In the underwater world, self-preservation takes many shapes. Fish, for example, will avoid capture by swimming in a large mass that makes it difficult to single-out one individual. But according to the latest research on a small species of South American fish, the creatures will turn on one another when confronted by a predator on the hunt.

Two-spot astyanax, are seemingly innocuous fish. Often kept as pets, the small fish tend to swim in schools of about 50 and have a diet of plankton, plants and debris.

But when a predator species attacks a school of astayanax, the fish have been shown to mercilessly turn on a member of their group, attempting to isolate one individual as a target so the rest of the group can avoid danger.

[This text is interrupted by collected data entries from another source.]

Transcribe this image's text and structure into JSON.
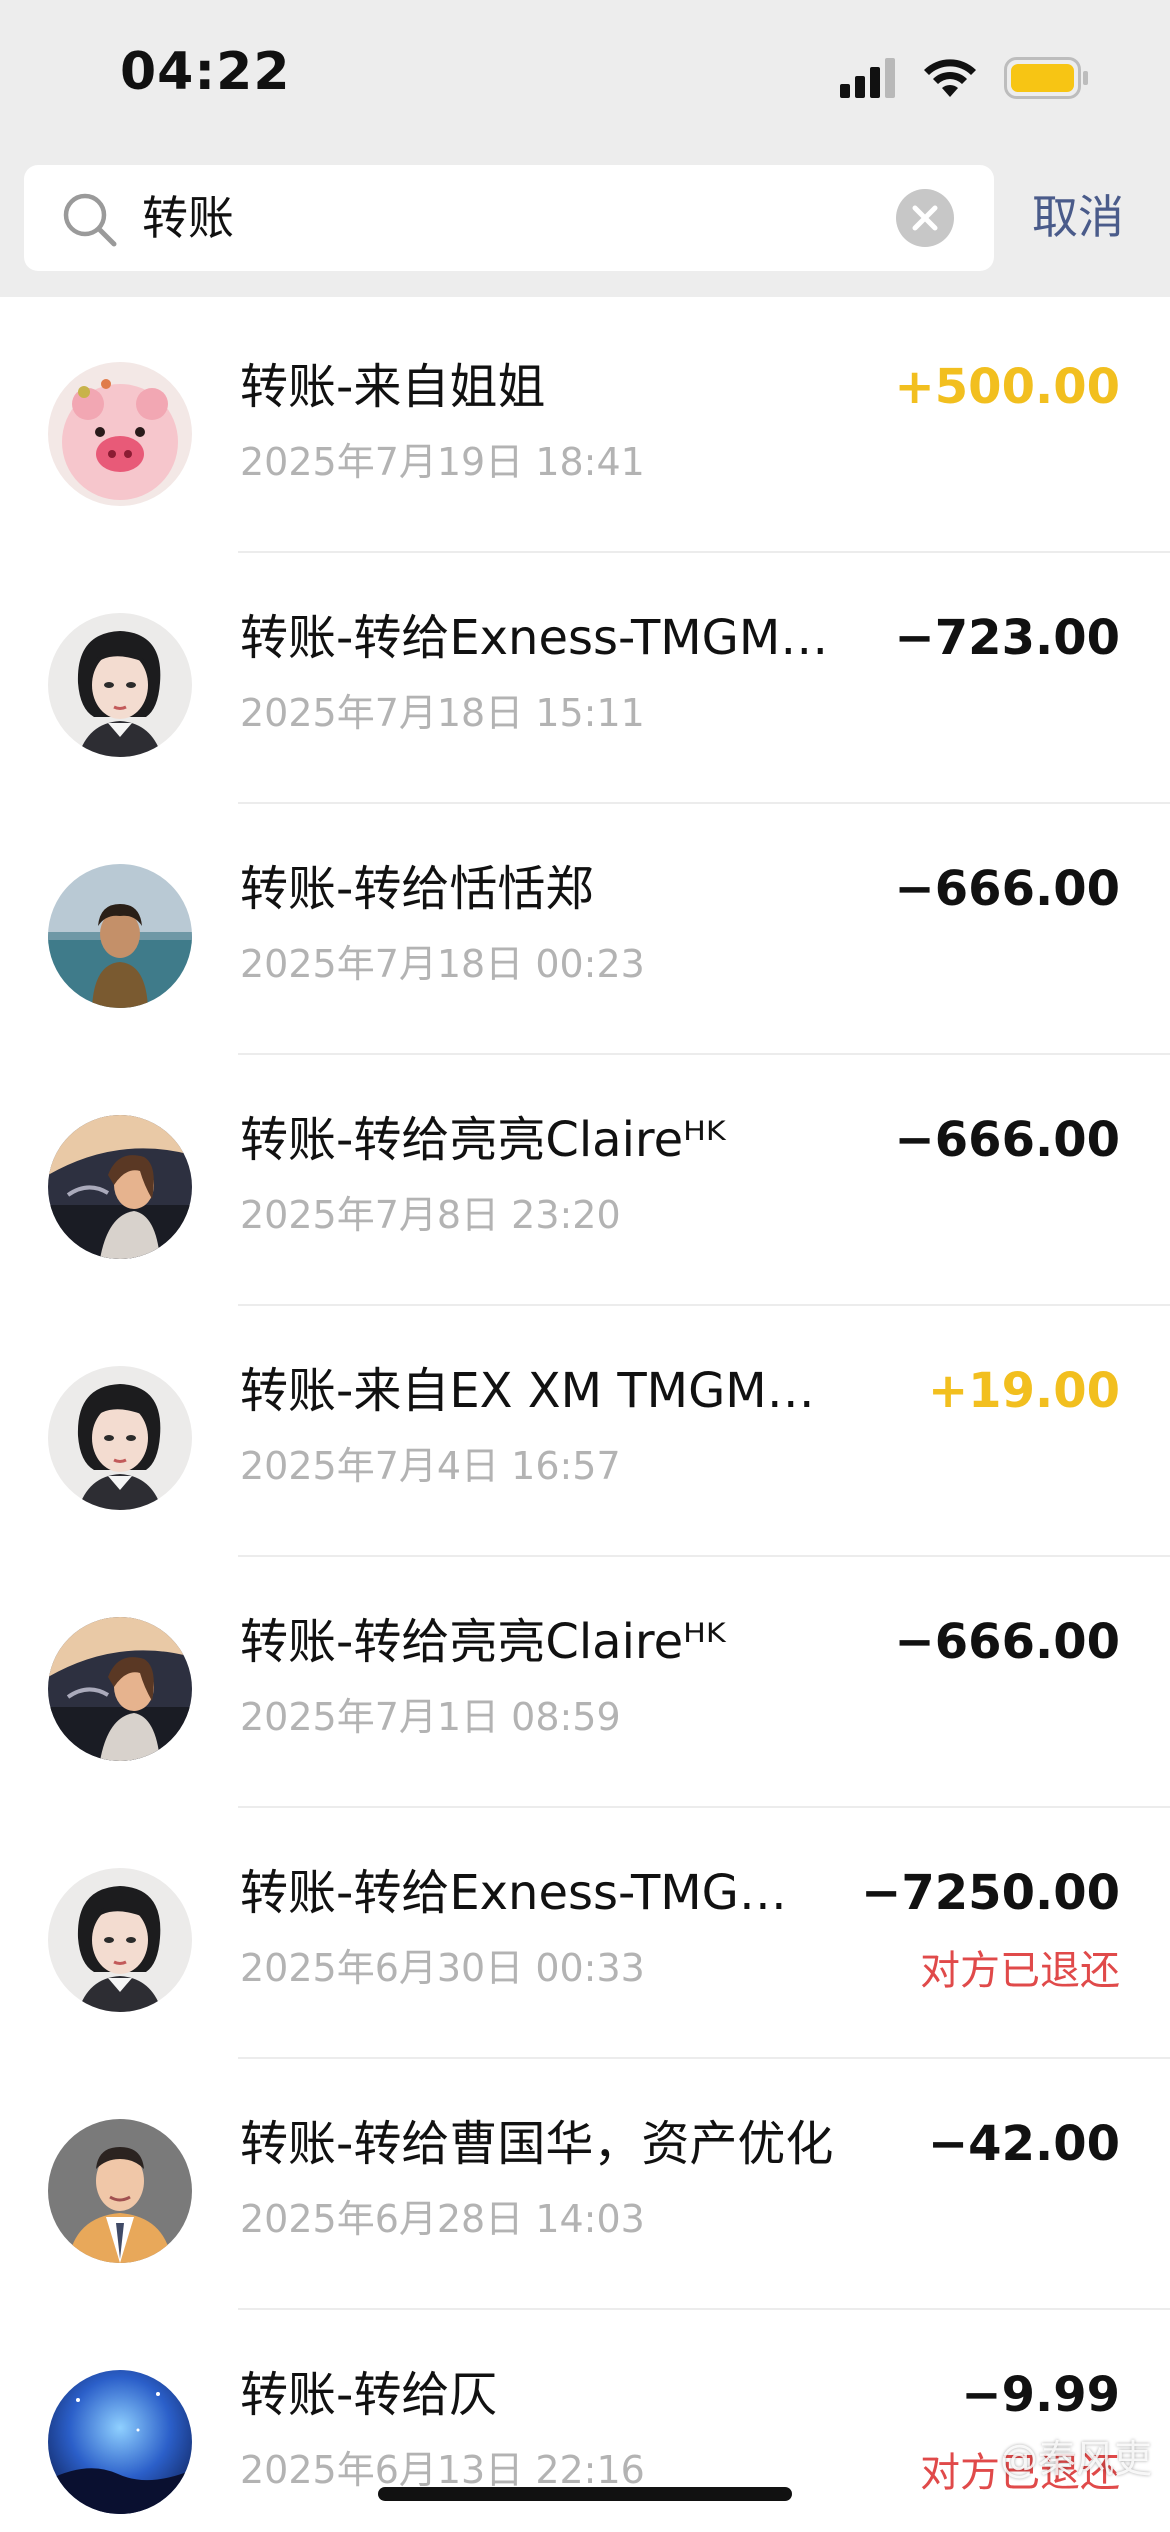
{
  "status_bar": {
    "time": "04:22",
    "battery_color": "#f7c514"
  },
  "search": {
    "query": "转账",
    "cancel_label": "取消"
  },
  "colors": {
    "income": "#f2bf1f",
    "refund_status": "#e04a4a",
    "cancel": "#4a5b8a"
  },
  "transactions": [
    {
      "title": "转账-来自姐姐",
      "date": "2025年7月19日 18:41",
      "amount": "+500.00",
      "type": "income",
      "status": "",
      "avatar": "pig-cartoon-avatar"
    },
    {
      "title": "转账-转给Exness-TMGM…",
      "date": "2025年7月18日 15:11",
      "amount": "−723.00",
      "type": "expense",
      "status": "",
      "avatar": "anime-girl-avatar"
    },
    {
      "title": "转账-转给恬恬郑",
      "date": "2025年7月18日 00:23",
      "amount": "−666.00",
      "type": "expense",
      "status": "",
      "avatar": "seaside-person-avatar"
    },
    {
      "title": "转账-转给亮亮Claireᴴᴷ",
      "date": "2025年7月8日 23:20",
      "amount": "−666.00",
      "type": "expense",
      "status": "",
      "avatar": "car-woman-avatar"
    },
    {
      "title": "转账-来自EX  XM  TMGM…",
      "date": "2025年7月4日 16:57",
      "amount": "+19.00",
      "type": "income",
      "status": "",
      "avatar": "anime-girl-avatar"
    },
    {
      "title": "转账-转给亮亮Claireᴴᴷ",
      "date": "2025年7月1日 08:59",
      "amount": "−666.00",
      "type": "expense",
      "status": "",
      "avatar": "car-woman-avatar"
    },
    {
      "title": "转账-转给Exness-TMG…",
      "date": "2025年6月30日 00:33",
      "amount": "−7250.00",
      "type": "expense",
      "status": "对方已退还",
      "avatar": "anime-girl-avatar"
    },
    {
      "title": "转账-转给曹国华，资产优化",
      "date": "2025年6月28日 14:03",
      "amount": "−42.00",
      "type": "expense",
      "status": "",
      "avatar": "man-suit-avatar"
    },
    {
      "title": "转账-转给仄",
      "date": "2025年6月13日 22:16",
      "amount": "−9.99",
      "type": "expense",
      "status": "对方已退还",
      "avatar": "night-sky-avatar"
    }
  ],
  "watermark": "@秦风吏"
}
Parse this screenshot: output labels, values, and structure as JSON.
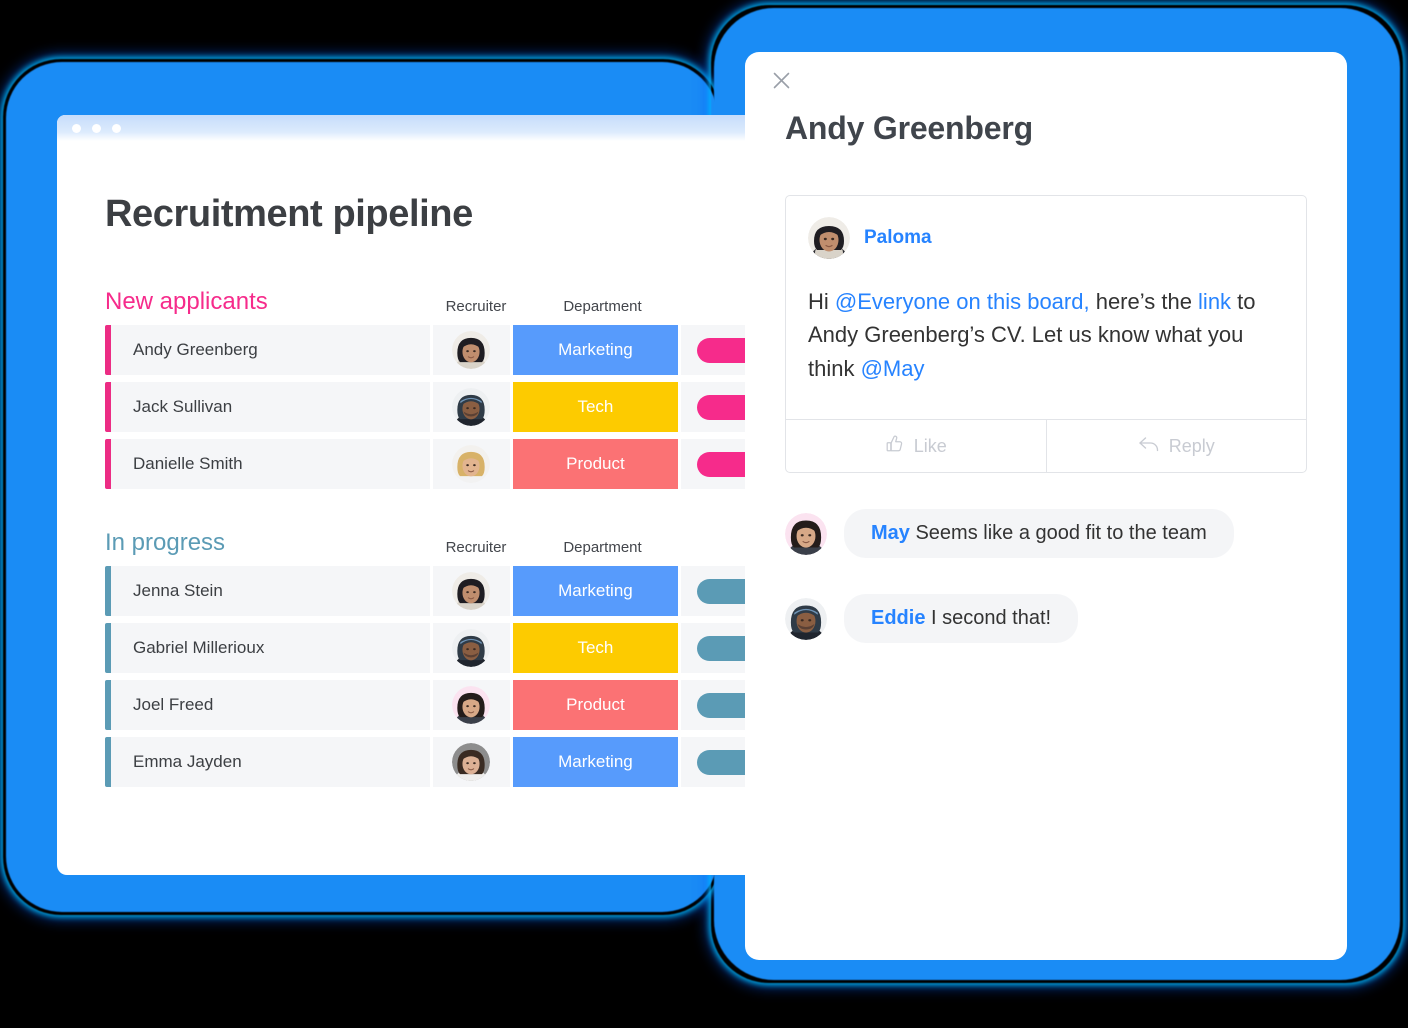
{
  "window": {
    "traffic_lights": [
      "close-dot",
      "minimize-dot",
      "maximize-dot"
    ],
    "page_title": "Recruitment pipeline"
  },
  "colors": {
    "accent_blue": "#1a8cf5",
    "pink": "#f62b8b",
    "teal": "#5b9bb5",
    "marketing": "#579bfc",
    "tech": "#fdcb00",
    "product": "#fb7274",
    "link_blue": "#2683ff",
    "row_bg": "#f5f6f8"
  },
  "columns": {
    "recruiter": "Recruiter",
    "department": "Department"
  },
  "groups": [
    {
      "title": "New applicants",
      "color": "#f62b8b",
      "accent": "pink",
      "rows": [
        {
          "name": "Andy Greenberg",
          "department": "Marketing",
          "dept_class": "dept-marketing",
          "recruiter_avatar": "paloma"
        },
        {
          "name": "Jack Sullivan",
          "department": "Tech",
          "dept_class": "dept-tech",
          "recruiter_avatar": "eddie"
        },
        {
          "name": "Danielle Smith",
          "department": "Product",
          "dept_class": "dept-product",
          "recruiter_avatar": "blonde"
        }
      ]
    },
    {
      "title": "In progress",
      "color": "#5b9bb5",
      "accent": "teal",
      "rows": [
        {
          "name": "Jenna Stein",
          "department": "Marketing",
          "dept_class": "dept-marketing",
          "recruiter_avatar": "paloma"
        },
        {
          "name": "Gabriel Millerioux",
          "department": "Tech",
          "dept_class": "dept-tech",
          "recruiter_avatar": "eddie"
        },
        {
          "name": "Joel Freed",
          "department": "Product",
          "dept_class": "dept-product",
          "recruiter_avatar": "may"
        },
        {
          "name": "Emma Jayden",
          "department": "Marketing",
          "dept_class": "dept-marketing",
          "recruiter_avatar": "emma"
        }
      ]
    }
  ],
  "modal": {
    "close_icon": "close-icon",
    "title": "Andy Greenberg",
    "comment": {
      "author": "Paloma",
      "avatar": "paloma",
      "text_part_1": "Hi ",
      "mention_everyone": "@Everyone on this board,",
      "text_part_2": " here’s the ",
      "link": "link",
      "text_part_3": " to Andy Greenberg’s CV. Let us know what you think ",
      "mention_may": "@May"
    },
    "actions": {
      "like": "Like",
      "like_icon": "thumbs-up-icon",
      "reply": "Reply",
      "reply_icon": "reply-arrow-icon"
    },
    "replies": [
      {
        "author": "May",
        "avatar": "may",
        "text": " Seems like a good fit to the team"
      },
      {
        "author": "Eddie",
        "avatar": "eddie",
        "text": " I second that!"
      }
    ]
  }
}
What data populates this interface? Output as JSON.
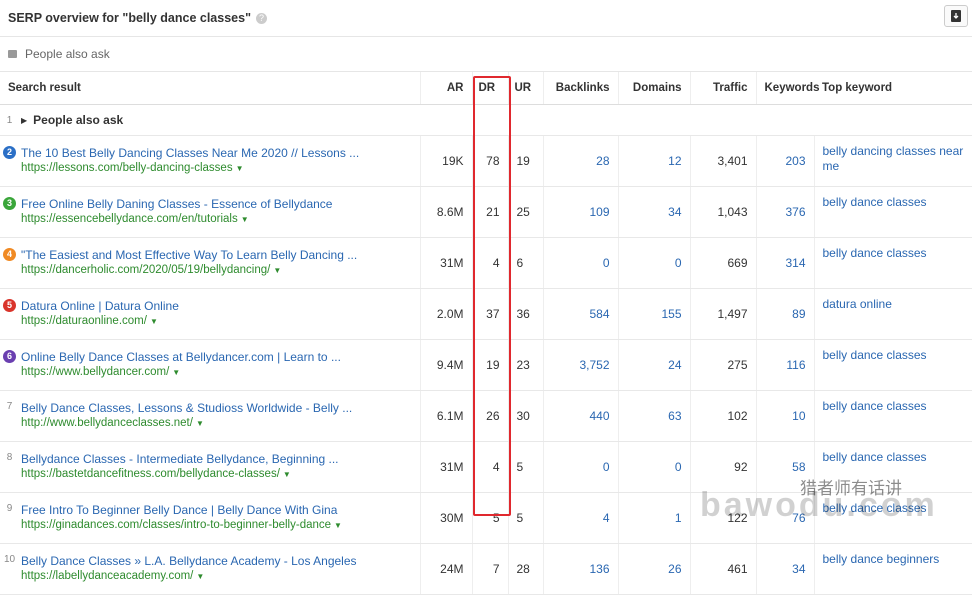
{
  "header": {
    "title": "SERP overview for \"belly dance classes\"",
    "help": "?",
    "export_icon": "download-icon"
  },
  "people_also_ask_bar": "People also ask",
  "columns": [
    "Search result",
    "AR",
    "DR",
    "UR",
    "Backlinks",
    "Domains",
    "Traffic",
    "Keywords",
    "Top keyword"
  ],
  "paa_row": {
    "index": "1",
    "label": "People also ask"
  },
  "rows": [
    {
      "n": "2",
      "color": "#2b6fc6",
      "title": "The 10 Best Belly Dancing Classes Near Me 2020 // Lessons ...",
      "url": "https://lessons.com/belly-dancing-classes",
      "ar": "19K",
      "dr": "78",
      "ur": "19",
      "backlinks": "28",
      "domains": "12",
      "traffic": "3,401",
      "keywords": "203",
      "top": "belly dancing classes near me"
    },
    {
      "n": "3",
      "color": "#3aa63a",
      "title": "Free Online Belly Daning Classes - Essence of Bellydance",
      "url": "https://essencebellydance.com/en/tutorials",
      "ar": "8.6M",
      "dr": "21",
      "ur": "25",
      "backlinks": "109",
      "domains": "34",
      "traffic": "1,043",
      "keywords": "376",
      "top": "belly dance classes"
    },
    {
      "n": "4",
      "color": "#f08a24",
      "title": "\"The Easiest and Most Effective Way To Learn Belly Dancing ...",
      "url": "https://dancerholic.com/2020/05/19/bellydancing/",
      "ar": "31M",
      "dr": "4",
      "ur": "6",
      "backlinks": "0",
      "domains": "0",
      "traffic": "669",
      "keywords": "314",
      "top": "belly dance classes"
    },
    {
      "n": "5",
      "color": "#d9342b",
      "title": "Datura Online | Datura Online",
      "url": "https://daturaonline.com/",
      "ar": "2.0M",
      "dr": "37",
      "ur": "36",
      "backlinks": "584",
      "domains": "155",
      "traffic": "1,497",
      "keywords": "89",
      "top": "datura online"
    },
    {
      "n": "6",
      "color": "#6a3fb0",
      "title": "Online Belly Dance Classes at Bellydancer.com | Learn to ...",
      "url": "https://www.bellydancer.com/",
      "ar": "9.4M",
      "dr": "19",
      "ur": "23",
      "backlinks": "3,752",
      "domains": "24",
      "traffic": "275",
      "keywords": "116",
      "top": "belly dance classes"
    },
    {
      "n": "7",
      "color": "",
      "title": "Belly Dance Classes, Lessons & Studioss Worldwide - Belly ...",
      "url": "http://www.bellydanceclasses.net/",
      "ar": "6.1M",
      "dr": "26",
      "ur": "30",
      "backlinks": "440",
      "domains": "63",
      "traffic": "102",
      "keywords": "10",
      "top": "belly dance classes"
    },
    {
      "n": "8",
      "color": "",
      "title": "Bellydance Classes - Intermediate Bellydance, Beginning ...",
      "url": "https://bastetdancefitness.com/bellydance-classes/",
      "ar": "31M",
      "dr": "4",
      "ur": "5",
      "backlinks": "0",
      "domains": "0",
      "traffic": "92",
      "keywords": "58",
      "top": "belly dance classes"
    },
    {
      "n": "9",
      "color": "",
      "title": "Free Intro To Beginner Belly Dance | Belly Dance With Gina",
      "url": "https://ginadances.com/classes/intro-to-beginner-belly-dance",
      "ar": "30M",
      "dr": "5",
      "ur": "5",
      "backlinks": "4",
      "domains": "1",
      "traffic": "122",
      "keywords": "76",
      "top": "belly dance classes"
    },
    {
      "n": "10",
      "color": "",
      "title": "Belly Dance Classes » L.A. Bellydance Academy - Los Angeles",
      "url": "https://labellydanceacademy.com/",
      "ar": "24M",
      "dr": "7",
      "ur": "28",
      "backlinks": "136",
      "domains": "26",
      "traffic": "461",
      "keywords": "34",
      "top": "belly dance beginners"
    }
  ],
  "watermark": {
    "big": "bawodu.com",
    "small": "猎者师有话讲"
  },
  "highlight_color": "#e0282e"
}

The find came after researchers were trying to develop ways to keep the fish from swimming into hydroelectric power station machinery, where they can become a nuisance. One tactic explored included trying to scare the fish away from the machinery. It was then that researchers Robert Young and Vinícius Goulart noticed that the fish would turn on one another if threatened.

"They are essentially a prey species and are very commonly preyed upon by other species of fish," Young said, according to the website io9. "There was nothing in the literature to suggest there was anything exceptional about them."

Young and Goulart devised an experiment which used 64 of the fish obtained from a fish farm (which ensured the fish had no prior experience with predators), and observed their reactions to various scenarios: an active search predator, a sit-and-wait predator, a bird-like predator that pecked at the fish from above the water and a control scenario of gently lowering a plastic container into the water.

For the active predator scenario, the researchers found that the fish would chase and bite each other, forcing the victim fish out of the shoal where it could be more easily preyed upon. The find was consistenat across the test groups and was evidenced upon the very first exposure to the scenario, which indicated the behavior in innate and not learned.

"You will see low levels of aggressive from time to time in normal interactions," Young said of the fish. "But we've never seen this kind of intensity before, where the actual aggressive interactions that occur more than a double."

The other predation scenarios and the control did not reveal increased instanced of aggression, which Young said makes sense because if a predator is chasing the group, isolating one individual would draw the hunter's attention.

Young and Goulart's research is published in the journal Animal Behavior.